- Qahab
- Coordinates: 39°14′59″N 45°30′50″E﻿ / ﻿39.24972°N 45.51389°E
- Country: Azerbaijan
- Autonomous republic: Nakhchivan
- District: Babek

Population (2005)^{[citation needed]}
- • Total: 2,691
- Time zone: UTC+4 (AZT)

= Qahab =

Qahab (also, Gahab and Kakhab) is a village and municipality in the Babek District of Nakhchivan, Azerbaijan. It is located in the 2 km from the Nakhchivan-Sirab highway, 15 km in the north-east from the district center, on the slope of the Zangezur range. Its population is busy with grain-growing, beekeeping and animal husbandry. There are secondary school, club, library, mosque and culture house in the village. It has a population of 2,691.

==Etymology==
The name of the village is related with name of the Qahab River.

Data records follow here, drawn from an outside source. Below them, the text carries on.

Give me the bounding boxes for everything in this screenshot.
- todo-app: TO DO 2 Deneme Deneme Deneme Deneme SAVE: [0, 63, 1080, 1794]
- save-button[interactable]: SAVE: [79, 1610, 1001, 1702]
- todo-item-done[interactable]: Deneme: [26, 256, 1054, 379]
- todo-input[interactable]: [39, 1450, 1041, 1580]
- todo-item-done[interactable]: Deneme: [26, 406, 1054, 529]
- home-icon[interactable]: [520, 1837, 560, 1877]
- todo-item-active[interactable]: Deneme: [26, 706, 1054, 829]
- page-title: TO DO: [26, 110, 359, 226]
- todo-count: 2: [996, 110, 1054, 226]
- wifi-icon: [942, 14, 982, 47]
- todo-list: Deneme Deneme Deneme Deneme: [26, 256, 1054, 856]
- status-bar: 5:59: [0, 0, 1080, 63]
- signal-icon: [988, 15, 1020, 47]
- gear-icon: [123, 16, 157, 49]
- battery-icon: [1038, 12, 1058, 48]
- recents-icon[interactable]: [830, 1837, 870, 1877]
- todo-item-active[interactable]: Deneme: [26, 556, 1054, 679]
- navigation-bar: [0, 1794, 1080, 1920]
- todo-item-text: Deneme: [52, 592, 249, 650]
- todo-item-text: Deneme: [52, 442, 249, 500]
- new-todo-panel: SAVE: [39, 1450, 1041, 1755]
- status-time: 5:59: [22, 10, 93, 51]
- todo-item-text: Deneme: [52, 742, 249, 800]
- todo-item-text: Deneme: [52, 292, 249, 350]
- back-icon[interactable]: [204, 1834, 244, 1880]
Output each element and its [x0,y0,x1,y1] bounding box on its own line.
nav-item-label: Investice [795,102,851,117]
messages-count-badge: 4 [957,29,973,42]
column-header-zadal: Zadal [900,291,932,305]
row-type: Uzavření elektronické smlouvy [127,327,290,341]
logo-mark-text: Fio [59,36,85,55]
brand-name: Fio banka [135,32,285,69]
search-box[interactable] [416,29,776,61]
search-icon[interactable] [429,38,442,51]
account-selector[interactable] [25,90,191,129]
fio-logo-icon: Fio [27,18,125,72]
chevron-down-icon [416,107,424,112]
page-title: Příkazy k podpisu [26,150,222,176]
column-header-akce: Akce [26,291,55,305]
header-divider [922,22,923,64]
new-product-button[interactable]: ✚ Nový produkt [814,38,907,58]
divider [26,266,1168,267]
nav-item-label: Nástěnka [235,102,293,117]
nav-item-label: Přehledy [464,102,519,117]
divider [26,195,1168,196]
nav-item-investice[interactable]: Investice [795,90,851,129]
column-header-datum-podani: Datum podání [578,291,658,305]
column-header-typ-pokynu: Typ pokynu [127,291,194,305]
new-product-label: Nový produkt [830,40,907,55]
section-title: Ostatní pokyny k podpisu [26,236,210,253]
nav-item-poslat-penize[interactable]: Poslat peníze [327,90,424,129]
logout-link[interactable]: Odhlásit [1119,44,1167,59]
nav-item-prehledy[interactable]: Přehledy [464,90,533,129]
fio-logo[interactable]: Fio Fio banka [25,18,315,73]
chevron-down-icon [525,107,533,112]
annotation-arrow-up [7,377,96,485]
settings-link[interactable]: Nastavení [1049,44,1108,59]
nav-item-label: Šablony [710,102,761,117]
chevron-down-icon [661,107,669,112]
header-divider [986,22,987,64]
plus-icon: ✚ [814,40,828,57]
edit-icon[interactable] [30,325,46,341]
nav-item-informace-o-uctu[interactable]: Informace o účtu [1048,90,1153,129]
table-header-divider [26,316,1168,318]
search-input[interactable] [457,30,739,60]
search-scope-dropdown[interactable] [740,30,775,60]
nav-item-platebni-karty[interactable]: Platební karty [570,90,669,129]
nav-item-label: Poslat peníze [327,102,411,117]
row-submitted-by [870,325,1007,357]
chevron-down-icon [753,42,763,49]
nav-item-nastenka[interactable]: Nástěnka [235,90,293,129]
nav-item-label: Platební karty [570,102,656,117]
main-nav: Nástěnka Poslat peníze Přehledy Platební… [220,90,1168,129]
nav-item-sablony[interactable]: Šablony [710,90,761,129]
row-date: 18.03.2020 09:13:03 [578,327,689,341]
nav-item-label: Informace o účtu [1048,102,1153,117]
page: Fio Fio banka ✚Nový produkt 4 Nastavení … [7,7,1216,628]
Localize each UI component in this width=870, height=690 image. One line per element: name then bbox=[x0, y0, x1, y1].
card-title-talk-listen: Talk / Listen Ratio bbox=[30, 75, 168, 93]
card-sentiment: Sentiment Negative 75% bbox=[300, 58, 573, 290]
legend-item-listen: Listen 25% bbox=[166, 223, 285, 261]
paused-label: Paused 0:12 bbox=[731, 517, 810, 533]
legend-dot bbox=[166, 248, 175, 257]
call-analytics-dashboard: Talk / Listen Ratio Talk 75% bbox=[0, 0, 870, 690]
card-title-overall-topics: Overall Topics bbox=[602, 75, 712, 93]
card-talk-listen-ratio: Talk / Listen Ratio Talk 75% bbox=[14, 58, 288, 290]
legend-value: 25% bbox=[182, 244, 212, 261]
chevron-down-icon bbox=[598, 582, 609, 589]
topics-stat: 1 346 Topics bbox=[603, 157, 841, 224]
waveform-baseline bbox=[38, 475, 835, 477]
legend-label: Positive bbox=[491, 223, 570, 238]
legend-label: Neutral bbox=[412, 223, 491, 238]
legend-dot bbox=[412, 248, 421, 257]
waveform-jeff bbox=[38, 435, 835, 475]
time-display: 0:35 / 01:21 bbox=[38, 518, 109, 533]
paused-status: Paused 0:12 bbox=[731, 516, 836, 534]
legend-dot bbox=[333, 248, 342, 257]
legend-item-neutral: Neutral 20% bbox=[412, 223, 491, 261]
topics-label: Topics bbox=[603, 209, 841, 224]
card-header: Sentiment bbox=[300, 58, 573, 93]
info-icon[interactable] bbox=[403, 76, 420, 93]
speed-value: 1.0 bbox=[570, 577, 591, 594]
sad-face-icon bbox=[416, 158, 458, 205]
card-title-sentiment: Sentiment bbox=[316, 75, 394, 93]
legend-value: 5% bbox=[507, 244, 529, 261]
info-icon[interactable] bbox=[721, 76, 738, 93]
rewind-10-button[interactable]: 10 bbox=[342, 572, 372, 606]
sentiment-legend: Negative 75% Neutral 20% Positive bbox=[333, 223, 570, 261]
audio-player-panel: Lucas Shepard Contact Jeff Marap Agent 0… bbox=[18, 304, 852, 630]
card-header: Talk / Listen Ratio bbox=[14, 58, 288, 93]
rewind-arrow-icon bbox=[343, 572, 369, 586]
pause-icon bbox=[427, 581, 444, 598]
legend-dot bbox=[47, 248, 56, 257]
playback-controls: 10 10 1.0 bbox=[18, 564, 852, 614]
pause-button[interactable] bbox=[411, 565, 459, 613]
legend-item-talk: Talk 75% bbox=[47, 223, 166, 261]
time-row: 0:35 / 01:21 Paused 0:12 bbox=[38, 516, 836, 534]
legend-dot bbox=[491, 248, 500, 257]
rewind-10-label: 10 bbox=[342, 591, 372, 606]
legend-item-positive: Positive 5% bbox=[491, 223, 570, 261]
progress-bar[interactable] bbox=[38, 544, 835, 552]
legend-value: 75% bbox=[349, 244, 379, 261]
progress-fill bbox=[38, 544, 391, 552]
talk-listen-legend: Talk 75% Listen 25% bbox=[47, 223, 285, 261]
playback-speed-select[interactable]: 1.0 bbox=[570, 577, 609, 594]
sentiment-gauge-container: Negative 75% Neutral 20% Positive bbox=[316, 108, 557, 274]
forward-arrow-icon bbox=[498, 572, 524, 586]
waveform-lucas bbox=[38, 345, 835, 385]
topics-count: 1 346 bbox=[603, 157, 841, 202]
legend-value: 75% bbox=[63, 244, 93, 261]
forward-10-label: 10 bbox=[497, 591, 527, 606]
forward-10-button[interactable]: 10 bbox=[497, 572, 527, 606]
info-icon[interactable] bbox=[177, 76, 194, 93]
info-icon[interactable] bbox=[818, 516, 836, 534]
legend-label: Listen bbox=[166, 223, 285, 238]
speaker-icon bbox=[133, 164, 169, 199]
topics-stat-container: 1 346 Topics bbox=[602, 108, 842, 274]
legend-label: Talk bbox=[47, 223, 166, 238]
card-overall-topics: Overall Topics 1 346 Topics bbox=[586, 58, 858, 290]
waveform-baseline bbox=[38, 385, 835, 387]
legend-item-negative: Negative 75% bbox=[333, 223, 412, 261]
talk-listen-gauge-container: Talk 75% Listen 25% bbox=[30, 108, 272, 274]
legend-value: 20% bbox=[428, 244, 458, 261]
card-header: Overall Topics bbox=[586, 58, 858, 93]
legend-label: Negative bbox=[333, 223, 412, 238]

The Qahab River is the left tributary of the Nakhchivanchay River. The name was made up with components of the Persian words of Qah (plain) and Ab (water) means (the river which flowing in plain).

==Qahab==
Qahab – is the settlement in the ancient period in the same named village of the Babek region. The area is about 4 ha. and was recorded in 1970. Today, the settlement is located on an oval-shaped low hill. The cultural layer is rich with examples of the material-culture and consists of parts of pottery, stone labor tools, and parts of glass products. Some of the discovered materials are stored in the Nakhchivan State History Museum. According to the findings, the monument is from the fifth through first centuries BCE.